Frith Driver-Burgess
Frith's Master's research is an investigation into 19th century Māori reading, examining the representation of texts in Te Reo translation and Māori reactions.
MA in History
I te timatanga ko te kupu.
Frith grew up in the faded mining town of Thames, surrounded by the Hauraki gulf, hills honey-combed by mine shafts, and thousands of books in both English and Māori. She went on her first Treaty protest march aged six with her kura kaupapa classroom, a first encounter with New Zealand's past as a contested and ubiquitous part of the present, and from which an interest in New Zealand history and the written word was a natural progression. This led to a degree in History and English Literature (with Honours) at Victoria University of Wellington in 2012. After some time working in public libraries and doing primary research into missionary writings and Te Reo newspapers, Frith returned to the subject of Māori Print History with her MA.

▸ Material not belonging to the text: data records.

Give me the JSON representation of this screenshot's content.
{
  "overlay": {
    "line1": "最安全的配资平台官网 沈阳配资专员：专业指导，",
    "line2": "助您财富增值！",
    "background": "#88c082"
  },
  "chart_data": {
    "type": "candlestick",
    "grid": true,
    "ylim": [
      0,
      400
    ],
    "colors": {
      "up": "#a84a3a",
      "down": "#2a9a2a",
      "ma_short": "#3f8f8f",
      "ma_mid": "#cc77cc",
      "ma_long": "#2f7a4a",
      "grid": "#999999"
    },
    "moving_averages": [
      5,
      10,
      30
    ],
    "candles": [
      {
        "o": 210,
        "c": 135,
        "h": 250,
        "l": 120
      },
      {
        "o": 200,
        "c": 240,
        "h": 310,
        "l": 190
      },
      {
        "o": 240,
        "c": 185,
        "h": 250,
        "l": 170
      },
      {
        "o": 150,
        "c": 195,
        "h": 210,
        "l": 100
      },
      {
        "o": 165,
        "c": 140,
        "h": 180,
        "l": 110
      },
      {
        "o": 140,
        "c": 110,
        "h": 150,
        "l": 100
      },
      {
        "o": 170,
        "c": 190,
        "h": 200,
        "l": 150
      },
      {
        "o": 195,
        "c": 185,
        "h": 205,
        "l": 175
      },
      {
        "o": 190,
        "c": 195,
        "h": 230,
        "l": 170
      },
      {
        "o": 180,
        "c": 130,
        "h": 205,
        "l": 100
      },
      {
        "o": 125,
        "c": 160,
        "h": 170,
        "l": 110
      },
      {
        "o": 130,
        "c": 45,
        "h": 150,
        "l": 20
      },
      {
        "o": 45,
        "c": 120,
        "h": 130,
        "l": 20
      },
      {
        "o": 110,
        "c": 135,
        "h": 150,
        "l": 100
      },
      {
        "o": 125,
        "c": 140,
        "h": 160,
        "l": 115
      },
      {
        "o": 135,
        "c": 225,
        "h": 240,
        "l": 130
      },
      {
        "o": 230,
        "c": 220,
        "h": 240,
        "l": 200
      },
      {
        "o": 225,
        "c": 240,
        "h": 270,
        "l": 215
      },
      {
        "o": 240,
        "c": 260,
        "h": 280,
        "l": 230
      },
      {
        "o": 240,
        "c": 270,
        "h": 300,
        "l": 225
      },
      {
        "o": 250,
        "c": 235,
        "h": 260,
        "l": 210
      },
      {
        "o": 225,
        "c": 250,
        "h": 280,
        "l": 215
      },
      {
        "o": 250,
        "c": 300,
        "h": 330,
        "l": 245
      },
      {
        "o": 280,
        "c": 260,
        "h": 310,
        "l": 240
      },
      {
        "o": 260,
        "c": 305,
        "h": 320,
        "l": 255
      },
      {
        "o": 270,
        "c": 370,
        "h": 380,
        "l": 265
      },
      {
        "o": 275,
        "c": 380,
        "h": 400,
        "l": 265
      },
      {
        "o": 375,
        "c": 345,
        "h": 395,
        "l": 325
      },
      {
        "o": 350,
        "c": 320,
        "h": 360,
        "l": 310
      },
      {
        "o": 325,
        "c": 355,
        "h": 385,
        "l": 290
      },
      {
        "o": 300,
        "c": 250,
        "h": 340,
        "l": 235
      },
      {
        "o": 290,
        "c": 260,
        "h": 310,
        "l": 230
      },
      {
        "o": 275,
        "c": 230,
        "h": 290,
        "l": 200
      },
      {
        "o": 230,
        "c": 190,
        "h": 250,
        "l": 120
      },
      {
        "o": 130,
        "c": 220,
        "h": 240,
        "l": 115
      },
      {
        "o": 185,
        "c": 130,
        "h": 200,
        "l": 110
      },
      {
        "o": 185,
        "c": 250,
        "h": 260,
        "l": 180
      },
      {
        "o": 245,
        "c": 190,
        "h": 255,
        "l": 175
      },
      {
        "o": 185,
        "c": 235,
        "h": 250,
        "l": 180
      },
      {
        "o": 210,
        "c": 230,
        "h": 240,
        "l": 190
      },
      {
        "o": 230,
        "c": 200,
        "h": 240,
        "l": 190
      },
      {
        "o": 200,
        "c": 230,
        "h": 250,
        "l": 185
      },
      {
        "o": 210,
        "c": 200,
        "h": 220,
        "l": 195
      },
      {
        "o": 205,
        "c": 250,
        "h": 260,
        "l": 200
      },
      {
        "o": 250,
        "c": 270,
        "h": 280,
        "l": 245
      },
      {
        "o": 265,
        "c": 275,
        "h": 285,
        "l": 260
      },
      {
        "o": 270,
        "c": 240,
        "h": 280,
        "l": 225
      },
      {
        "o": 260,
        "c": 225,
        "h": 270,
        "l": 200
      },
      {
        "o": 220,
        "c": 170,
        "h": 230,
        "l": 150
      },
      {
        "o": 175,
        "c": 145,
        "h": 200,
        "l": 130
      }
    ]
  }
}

Her Masters research involved a primary sources investigation into Māori reading in the 19th Century, examining the representation of imported texts (in poetry, theatrical, educational, religious and epistolatory forms, among others) in Te Reo translation, and Māori readers' reactions to these texts. The research was particularly interested in cultural borrowing between texts, and their points of familiarity or difference to readers of Te Reo. It also examined readers' reaction to oral and written texts, and how foreign texts were read, transferred, adapted, and adopted by Māori readers to their New Zealand context.